Dr Alex Brown is an Associate Professor of Medieval History at Durham University and is currently the Principal Investigator on the Leverhulme-funded research project, ‘Modelling the Black Death and Social Connectivity in Medieval England’. He has published widely on the economic and social history of late medieval England. 

Announcing the Spring 2025 Pandemics & Society Seminar Series

We are pleased to release the schedule for our Spring 2025 seminar series.
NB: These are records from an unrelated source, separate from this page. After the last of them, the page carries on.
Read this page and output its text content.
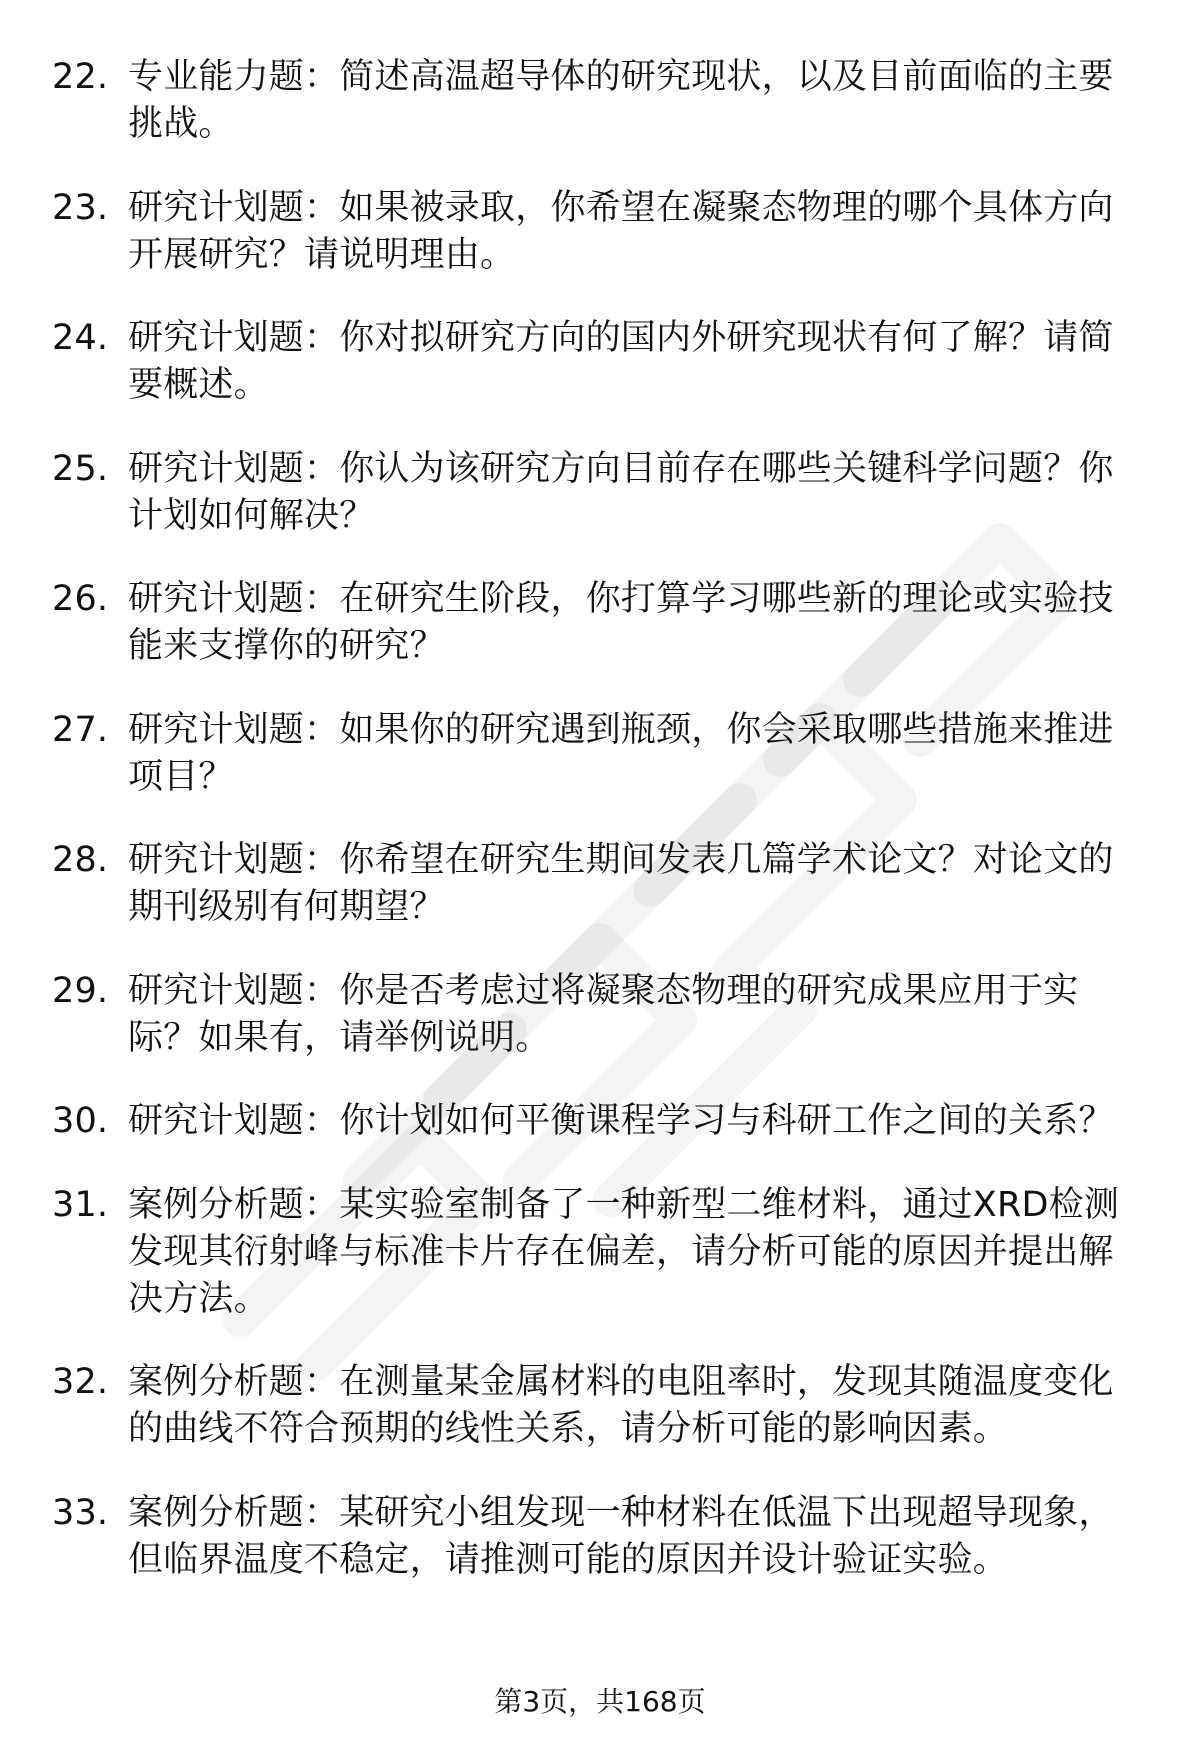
22. 专业能力题：简述高温超导体的研究现状，以及目前面临的主要挑战。
23. 研究计划题：如果被录取，你希望在凝聚态物理的哪个具体方向开展研究？请说明理由。
24. 研究计划题：你对拟研究方向的国内外研究现状有何了解？请简要概述。
25. 研究计划题：你认为该研究方向目前存在哪些关键科学问题？你计划如何解决？
26. 研究计划题：在研究生阶段，你打算学习哪些新的理论或实验技能来支撑你的研究？
27. 研究计划题：如果你的研究遇到瓶颈，你会采取哪些措施来推进项目？
28. 研究计划题：你希望在研究生期间发表几篇学术论文？对论文的期刊级别有何期望？
29. 研究计划题：你是否考虑过将凝聚态物理的研究成果应用于实际？如果有，请举例说明。
30. 研究计划题：你计划如何平衡课程学习与科研工作之间的关系？
31. 案例分析题：某实验室制备了一种新型二维材料，通过XRD检测发现其衍射峰与标准卡片存在偏差，请分析可能的原因并提出解决方法。
32. 案例分析题：在测量某金属材料的电阻率时，发现其随温度变化的曲线不符合预期的线性关系，请分析可能的影响因素。
33. 案例分析题：某研究小组发现一种材料在低温下出现超导现象，但临界温度不稳定，请推测可能的原因并设计验证实验。
第3页，共168页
As in previous series, the seminar will be held via Zoom at 16.00 Central European Time on Thursdays, except the seminar on 24 April, which will be held at 15.00.

To access the Zoom meetings, please join our mailing list here.

20 February
Surviving the Black Death: Social Connectivity and Disease Modelling in Medieval England
Alex Brown, Durham University

13 March
Ethnic and Linguistic Differences in the COVID-19 Mortality in Rural Localities in Moldova 
Vitalie Stirba, Charles University and Center for Demographic Research

20 March
How can pathogen genomic data uncover community drivers and determinants of COVID-19 spread?
Jessica Stockdale, Simon Fraser University

3 April
The COVID-19 Pandemic in the Global South
Marília Nepomuceno, Max Planck Institute for Demographic Research
**Note that Central European Summer Time begins on 30 March**

24 April
Title TBC
Emily Mendenhall, Georgetown University
**Note that this seminar will be held at 15.00 Central European Summer Time**

8 May
Death on the Nile: Spatio-temporal Contours of Plague Spread in Later Mamluk Period, c.1363-1517
Philip Slavin, University of Stirling

22 May
Long-term Mortality Effects of the 1918/19 Pandemic Birth Cohort in Switzerland
Katarina Luise Matthes, Universität Zürich
**Postponed until Fall 2025**

5 June
Mismeasuring pandemics in causal research: Errors, biases, mismatched estimands, ambiguous channels, and the 1918 influenza pandemic
Hampton Gaddy, London School of Economics and Political Science

New Paper: Norwegian Public Health Legislation in the 1918–20 Influenza Pandemic

PANSOC Affiliated Researcher Vibeke Narverud Nyborg (University of Southeastern Norway) has recently published an Open Access article in the Continuity & Change on the types and uses of public health legislation in Norway during the 1918–20 influenza pandemic.

The article analyzes the types and content of public health legislation that had been established in Norway before the pandemic and how this legal regime worked in practice during the period 1918–20. It shows that there was substantial local heterogeneity in the adoption and duration of non-pharmaceutical interventions (NPIs) such as restrictions on public gatherings, as such measures were determined by local actors such as doctors who served on municipal health boards. As in other contexts, there were debates about the suitability of different measures and concerns regarding their restrictions on individual freedom. The study suggests that the lack of coordinated and extensive NPI adoption may have contributed to higher morbidity and mortality.